İtalya ve Fransa gibi ülkeler de kahve üretimi ve hizmetinde uzmanlık iddiasında bulunsa da, tüketimini çevreleyen deneyim, her ülkenin kültüründen büyük ölçüde etkilenmektedir. Viyana'da, şehrin en görkemli geleneklerinden biridir ve kahve içme pratiğini bir sanat biçimine dönüştürmüştür.

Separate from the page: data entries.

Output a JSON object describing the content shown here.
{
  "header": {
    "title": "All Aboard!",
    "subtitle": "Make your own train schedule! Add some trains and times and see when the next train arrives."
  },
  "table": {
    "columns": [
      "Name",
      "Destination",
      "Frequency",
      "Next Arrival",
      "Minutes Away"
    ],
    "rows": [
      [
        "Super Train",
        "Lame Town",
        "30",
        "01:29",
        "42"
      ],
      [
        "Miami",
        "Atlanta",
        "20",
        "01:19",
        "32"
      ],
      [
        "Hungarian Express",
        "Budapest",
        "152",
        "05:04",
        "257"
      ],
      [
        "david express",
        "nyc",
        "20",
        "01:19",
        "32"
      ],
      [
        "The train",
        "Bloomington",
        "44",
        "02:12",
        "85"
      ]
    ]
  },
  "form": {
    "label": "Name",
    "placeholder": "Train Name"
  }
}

Kahvehaneye girip bir fincan kahve isteyebilirsiniz, çünkü hazırlanmış javasların listesi geniş. Siyah bir kahve sipariş etmek isteyen konuklar, Scharzer olarak bilinen Mocca'yı talep etmeliyken, Cappuccino benzeri bir seçenek olan bir Viyana klasiği olan Melange, en yakın seçim olacaktır. Diğer menü öğeleri arasında çırpılmış krema ile bir bardakta servis edilen Eispanner, portakal likörü ve çırpılmış kremalı Maria Theresa ya da kahve telvesi ve şekerli bakır bir tencerede bulunan Turkische yer almaktadır. Liste devam ediyor ve kahve, aromalı likörler, çikolata ve dondurma kombinasyonlarını içeriyor. Her bardak gümüş bir tepsi üzerinde servis edilir ve bir bardak soğuk su ile birlikte gelir.
Her ne kadar bu işyerlerinde görülen çok çeşitli yüzler davet edici bir ortam yaratsa da, düzenli bir müşteri olmanın avantajları vardır. Avusturya'da düzenli bir konuk 'stamgast' olarak anılır, ancak bu kelimenin anlamı İngilizce eşdeğerinden daha karmaşıktır. Yerel bir Londra pub'ının günlük patronundan daha fazlası, kahvehanedeki stamgastın özel muamelesi var. Bir stamgast, kahvehanedeki personelin düzenli siparişlerini bilmesini, tercih ettikleri masayı hatırlamasını ve hatta rezervasyon yapmadan müşteriye bile kaydetmesini bekleyebilir. Viyana'daki tüm kahve evlerinin tipik bir örneği olmayan ve bazılarında kesinlikle uygulanmış olan daha sıra dışı bir ayrıcalık, bir stamgastın tüm dilimden ziyade sadece bir kaç tane kek dilerse, personelin ve patronun katılıyorum. Bir tür pasta ve paylaş.
Her Viyanalı vatandaşın tercih ettiği dükkânı vardır ve birinin kafeye bağlantısı genellikle mülkiyet noktasıdır. En iyi işyerlerinde herhangi bir yetki talep etmeden, burada Avusturya'nın başkentinde denemek için üç saygın Viyana kahve evlerinin bir listesi.

Cafe Central
Cafe Central 1876'te açıldı ve belki de tüm Viyana kahve evlerinin en büyük. Etkileyici cilalı taş sütunlar iç kısımda yüksek tonozlu tavanlara sahiptir ve odanın ortasında büyük bir piyano bulunmaktadır. 19 yüzyıl boyunca kafe Viyana'nın entelektüel kalabalığı için bir buluşma yeri oldu. Sigmund Freud, Leon Troçki ve Vladimir Lenin gibi tanınmış isimler bir zamanlar patronlardı. Daha sonra, bugün gibi, Cafe Central, her yaştan müşteriye, en iyi ev yapımı hamur işleri ve nefis çevreler arasında kahveye hizmet veren popüler bir yerdi.

Cafe Weimar
Cafe Weimar 1900'te 1880'te inşa edilen bir binada Cafe Orleans olarak kuruldu. Kahvehane, Weimar Cumhuriyeti'nin Almanya'daki başlangıcını işaretlemek için Birinci Dünya Savaşı'nın sonunda Cafe Weimer adını aldı. Tıpkı ilk günlerinde olduğu gibi, kafe yakınlardaki Imperial Jubilee Theatre'a sanatçılar ve ziyaretçiler için tercih edilen bir mekandır. Sade bir zarafet ile dekore edilmiş olsa da, Cafe Weimar, klasik Viyana deneyimi için sıcak ve davetkar atmosferiyle bilinir.

Cafe Hawelka
Cafe Hawelka, bağışlanmayan bir Viyana kurumu. 1939'te koca ve eşi Leopold ve Josephine Hawelka tarafından açılmış, II. Dünya Savaşı'nın patlak vermesiyle kapandı, ancak sağlam kaldı ve çift 1945'te bıraktığı yeri aldı. 1955'te kafe, yazarlar ve Heimito von Doderer, Albert Paris Gutersloh ve Hans Weigel gibi önemli düşünürlerin uğrak yeri olmaya başladı. Josephine, 2005 yılını kafede geçirdikten sonra 66'te vefat etti. 2011'te ölünceye kadar, Leopold her gün müşterilerini karşılamak için girişe girdi.